Being a visual person, I did my best to not picture that.

I continued with the terms, determined to mention all of them. “We could live separate lives. We don’t need to do things together or eat together all the time.”

“Done,” Rectum Ryan said.

“So there isn’t any misunderstanding, this would be a platonic marriage. We would sleep in separate bedrooms. No sex.”

He shrugged. “No worries. My trainer recommended I give up sex while I train for the Iron Man triathlon. The closest thing I have to intimacy is whenever I squeeze the Charmin.”

That almost made me laugh until I realized how sad it actually was.

Especially since I was pretty much in the same boat.

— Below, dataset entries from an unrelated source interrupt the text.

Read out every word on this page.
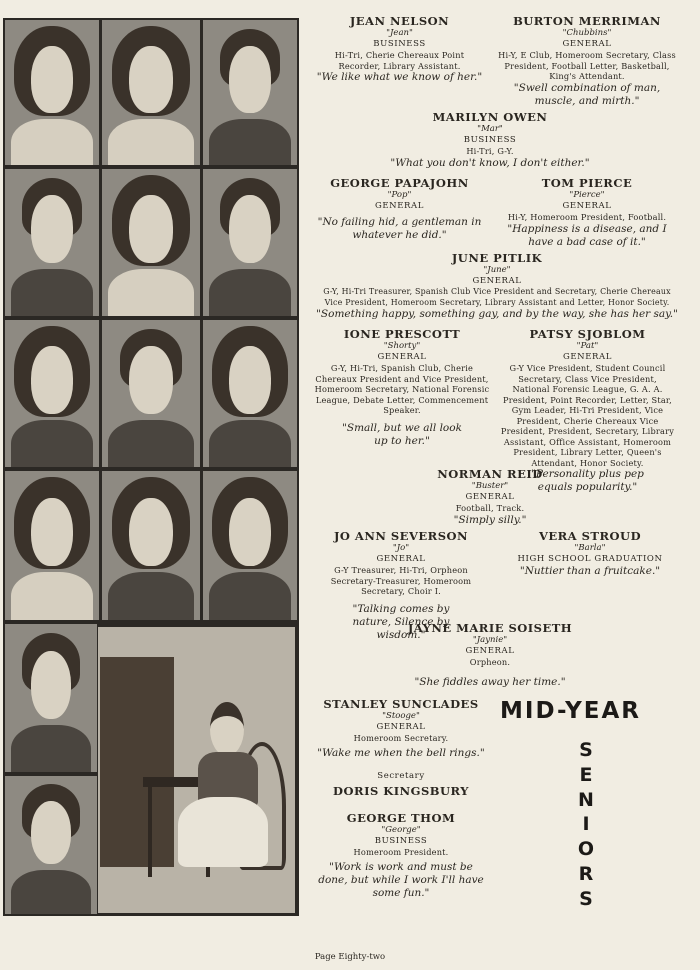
JEAN NELSON
"Jean"
BUSINESS
Hi-Tri, Cherie Chereaux Point Recorder, Library Assistant.
"We like what we know of her."
BURTON MERRIMAN
"Chubbins"
GENERAL
Hi-Y, E Club, Homeroom Secretary, Class President, Football Letter, Basketball, King's Attendant.
"Swell combination of man, muscle, and mirth."
MARILYN OWEN
"Mar"
BUSINESS
Hi-Tri, G-Y.
"What you don't know, I don't either."
GEORGE PAPAJOHN
"Pop"
GENERAL
"No failing hid, a gentleman in whatever he did."
TOM PIERCE
"Pierce"
GENERAL
Hi-Y, Homeroom President, Football.
"Happiness is a disease, and I have a bad case of it."
JUNE PITLIK
"June"
GENERAL
G-Y, Hi-Tri Treasurer, Spanish Club Vice President and Secretary, Cherie Chereaux Vice President, Homeroom Secretary, Library Assistant and Letter, Honor Society.
"Something happy, something gay, and by the way, she has her say."
IONE PRESCOTT
"Shorty"
GENERAL
G-Y, Hi-Tri, Spanish Club, Cherie Chereaux President and Vice President, Homeroom Secretary, National Forensic League, Debate Letter, Commencement Speaker.
"Small, but we all look up to her."
PATSY SJOBLOM
"Pat"
GENERAL
G-Y Vice President, Student Council Secretary, Class Vice President, National Forensic League, G. A. A. President, Point Recorder, Letter, Star, Gym Leader, Hi-Tri President, Vice President, Cherie Chereaux Vice President, President, Secretary, Library Assistant, Office Assistant, Homeroom President, Library Letter, Queen's Attendant, Honor Society.
"Personality plus pep equals popularity."
NORMAN REID
"Buster"
GENERAL
Football, Track.
"Simply silly."
JO ANN SEVERSON
"Jo"
GENERAL
G-Y Treasurer, Hi-Tri, Orpheon Secretary-Treasurer, Homeroom Secretary, Choir I.
"Talking comes by nature, Silence by wisdom."
VERA STROUD
"Barla"
HIGH SCHOOL GRADUATION
"Nuttier than a fruitcake."
JAYNE MARIE SOISETH
"Jaynie"
GENERAL
Orpheon.
"She fiddles away her time."
STANLEY SUNCLADES
"Stooge"
GENERAL
Homeroom Secretary.
"Wake me when the bell rings."
Secretary
DORIS KINGSBURY
GEORGE THOM
"George"
BUSINESS
Homeroom President.
"Work is work and must be done, but while I work I'll have some fun."
MID-YEAR
S
E
N
I
O
R
S
Page Eighty-two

“Anything else?” Rectum Ryan asked.

“Yes,” I continued, “the lawyer in charge of the inheritance needs to be a guest at the wedding, to verify that we actually do get married. If it’s not legitimate, I won’t get my inheritance, which means you won’t get the million dollars. We need to have a real wedding with formal attire, rings, vows, a marriage certificate from the county, the whole enchilada.”

Rectum Ryan grinned. “It’s a good thing I love enchiladas.”

His casual attitude still baffled me. “I don’t understand how you can be so relaxed about this. It’s a big commitment with a total stranger.”